At age 40 he embarked on a parallel career as screen-writer and director. Robbe-Grillet's finest effort may be the film scenario Last Year at Marienbad (1961), which reads like a novel and is written in the "continuous present." The film, directed by Alain Resnais, created considerable critical controversy and captured the Golden Lion Award at the Venice Film Festival. In this scenario, the most objectively pictorial of Robbe-Grillet's fiction, space has been created as a function of psychological time, and the internal conscious reality exists in terms of external objects with endless repetitions of long, empty corridors, baroque ceilings, mirrored walls, and formal gardens. The surprising commercial success of the film permitted its author to undertake other cinema efforts, notably The Immortal (1963), the first film he both wrote and directed and and winner of the Louis Delluc prize and Trans-Europe Express (1967).

A central figure in France's last literary movement, Le Nouveau Roman or New Novel, Robbe-Grillet published Towards a New Novel (1962), a widely acclaimed collection of essays in which he defends his literary thesis against those who say it lacks humanity; Snapshots (1962), a collection of short stories; Topology of a Phantom City (1976) and Recollections of the Golden Triangle (1978), which are primarily collages of collaborations with artists and photographers; and Djinn: a red hole between disjointed paving stones (1982), a light, humorous novel originally written as a textbook, titled Le rendez-vous (1981), with Cal State Domingues Hills Professor Yvone Lenard.
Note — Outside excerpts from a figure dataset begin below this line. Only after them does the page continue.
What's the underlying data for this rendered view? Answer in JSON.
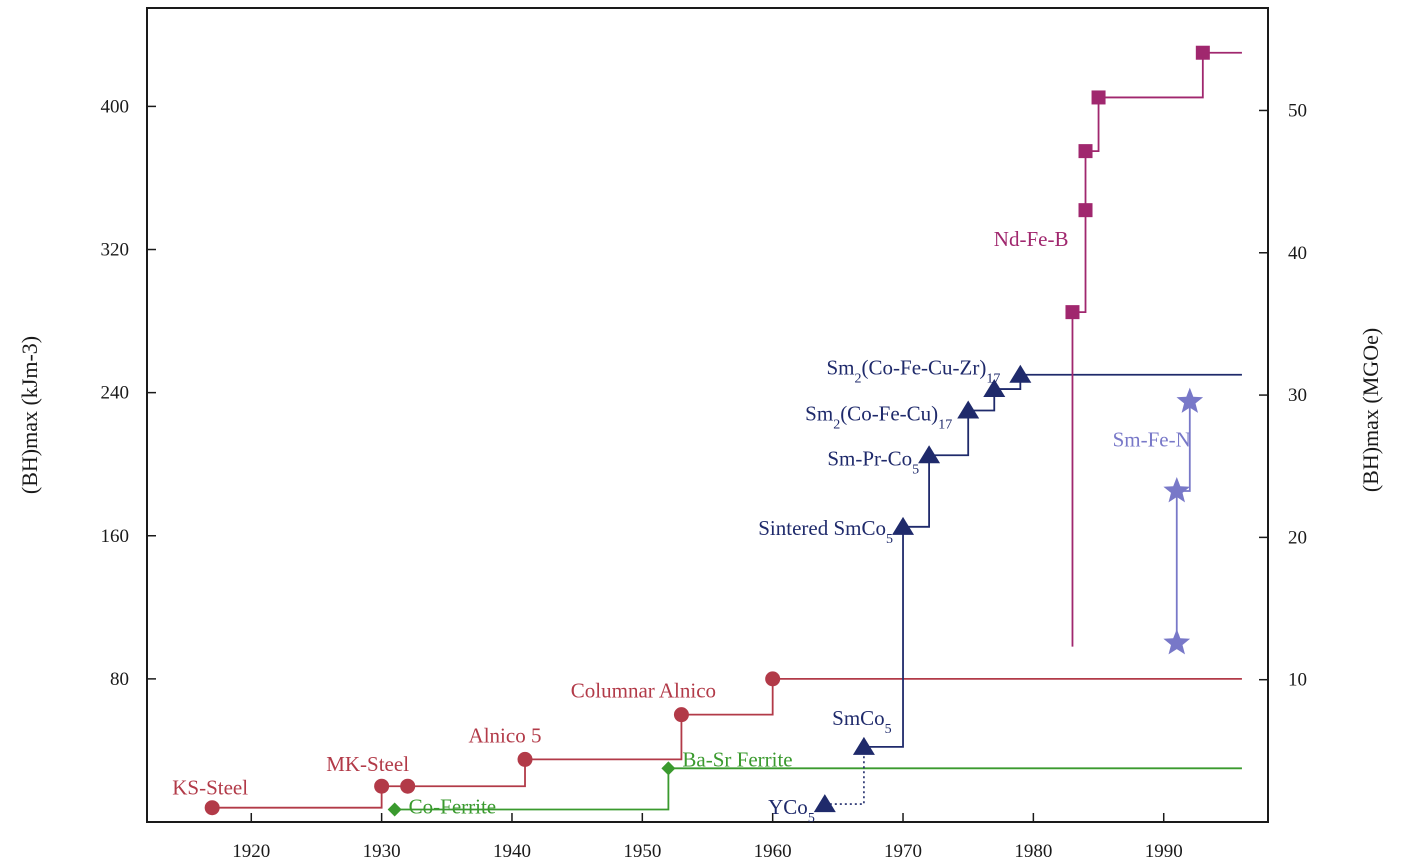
{
  "chart_data": {
    "type": "line",
    "title": "",
    "xlabel": "",
    "ylabel": "(BH)max (kJm-3)",
    "ylabel_right": "(BH)max (MGOe)",
    "xlim": [
      1912,
      1998
    ],
    "ylim": [
      0,
      455
    ],
    "ylim_right_MGOe": [
      0,
      57.2
    ],
    "x_ticks": [
      1920,
      1930,
      1940,
      1950,
      1960,
      1970,
      1980,
      1990
    ],
    "y_ticks": [
      80,
      160,
      240,
      320,
      400
    ],
    "y_ticks_right": [
      10,
      20,
      30,
      40,
      50
    ],
    "grid": false,
    "legend": "none",
    "series": [
      {
        "id": "steel-alnico",
        "color": "#b23a48",
        "marker": "circle",
        "points": [
          {
            "x": 1917,
            "y": 8,
            "label": "KS-Steel"
          },
          {
            "x": 1930,
            "y": 20,
            "label": "MK-Steel"
          },
          {
            "x": 1932,
            "y": 20,
            "label": ""
          },
          {
            "x": 1941,
            "y": 35,
            "label": "Alnico 5"
          },
          {
            "x": 1953,
            "y": 60,
            "label": "Columnar Alnico"
          },
          {
            "x": 1960,
            "y": 80,
            "label": ""
          }
        ],
        "end_x": 1996
      },
      {
        "id": "ferrite",
        "color": "#3a9a2e",
        "marker": "diamond",
        "points": [
          {
            "x": 1931,
            "y": 7,
            "label": "Co-Ferrite"
          },
          {
            "x": 1952,
            "y": 30,
            "label": "Ba-Sr Ferrite"
          }
        ],
        "end_x": 1996
      },
      {
        "id": "sm-co",
        "color": "#1f2a6b",
        "marker": "triangle",
        "points": [
          {
            "x": 1964,
            "y": 10,
            "label": "YCo5"
          },
          {
            "x": 1967,
            "y": 42,
            "label": "SmCo5"
          },
          {
            "x": 1970,
            "y": 165,
            "label": "Sintered SmCo5"
          },
          {
            "x": 1972,
            "y": 205,
            "label": "Sm-Pr-Co5"
          },
          {
            "x": 1975,
            "y": 230,
            "label": "Sm2(Co-Fe-Cu)17"
          },
          {
            "x": 1977,
            "y": 242,
            "label": ""
          },
          {
            "x": 1979,
            "y": 250,
            "label": "Sm2(Co-Fe-Cu-Zr)17"
          }
        ],
        "end_x": 1996
      },
      {
        "id": "nd-fe-b",
        "color": "#a0276e",
        "marker": "square",
        "points": [
          {
            "x": 1983,
            "y": 285,
            "label": ""
          },
          {
            "x": 1984,
            "y": 342,
            "label": ""
          },
          {
            "x": 1984,
            "y": 375,
            "label": ""
          },
          {
            "x": 1985,
            "y": 405,
            "label": ""
          },
          {
            "x": 1993,
            "y": 430,
            "label": ""
          }
        ],
        "series_label": "Nd-Fe-B",
        "end_x": 1996
      },
      {
        "id": "sm-fe-n",
        "color": "#7878c8",
        "marker": "star",
        "points": [
          {
            "x": 1991,
            "y": 100,
            "label": ""
          },
          {
            "x": 1991,
            "y": 185,
            "label": ""
          },
          {
            "x": 1992,
            "y": 235,
            "label": ""
          }
        ],
        "series_label": "Sm-Fe-N"
      }
    ]
  }
}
Evolving from Robbe-Grillet's interest in film were two cinematic novels, The House of Assignation (1965) and Project for a Revolution in New York (1970), so called because they have the feel of a film, but are remarkably anti-visual. Robbe-Grillet also wrote and directed the films: The Slow Sliddings of Pleasure (1974), Playing with Fire (1975), The Fair Captive ((1983), and The Blue Villa (1995).

A three-part imaginary autobiography of Robbe-Grillet includes: Ghosts in the Mirror (1991), Angeleque, or the Enchantment (1988), and The Last Days of Corinthe (1994). For Robbe Grillet in English, see Understanding Robbe-Grillet (1997); The Erotic Dream Machine: Interviews with Alain Robbe-Grillet on his Films (1992) by Anthony Fragola and Roch Smith; John Fletcher, Alain Robbe-Grillet (1983); Ilona Leki, Alain Robbe-Grillet (1983), Ben F. Stoltzfus, Alain Robbe-Grillet and the New French Novel (1964). See also Bruce Morrissette, Alain Robbe-Grillet (1965). Robbe-Grillet is discussed in John Sturrock, The French New Novel (1969) and Raylene Ramsay, The French New Autobiographies (1996). English criticisms of his work, include: Marjorie Hellerstein, Inventing the Real World: the Art of Alain Robbe-Grillet (1998); Lillian Dunmars Roland, Women in Robbe-Grillet: a Study in Thematics and Diegetics (1993); Raylene Ramsay, Robbe-Grillet and Modernity: Science, Sexuality, and Subversion (1992); Bruce Morrissette, Novel and Film: Essays in Two Genres (1985); Patricia Deduck, Realism, Reality, and the Fictional Theory of Alain Robbe-Grillet and Anais Nin (1982); and Victor Carrabino, The Phenomenological Novel of Alain Robbe-Grille (1974).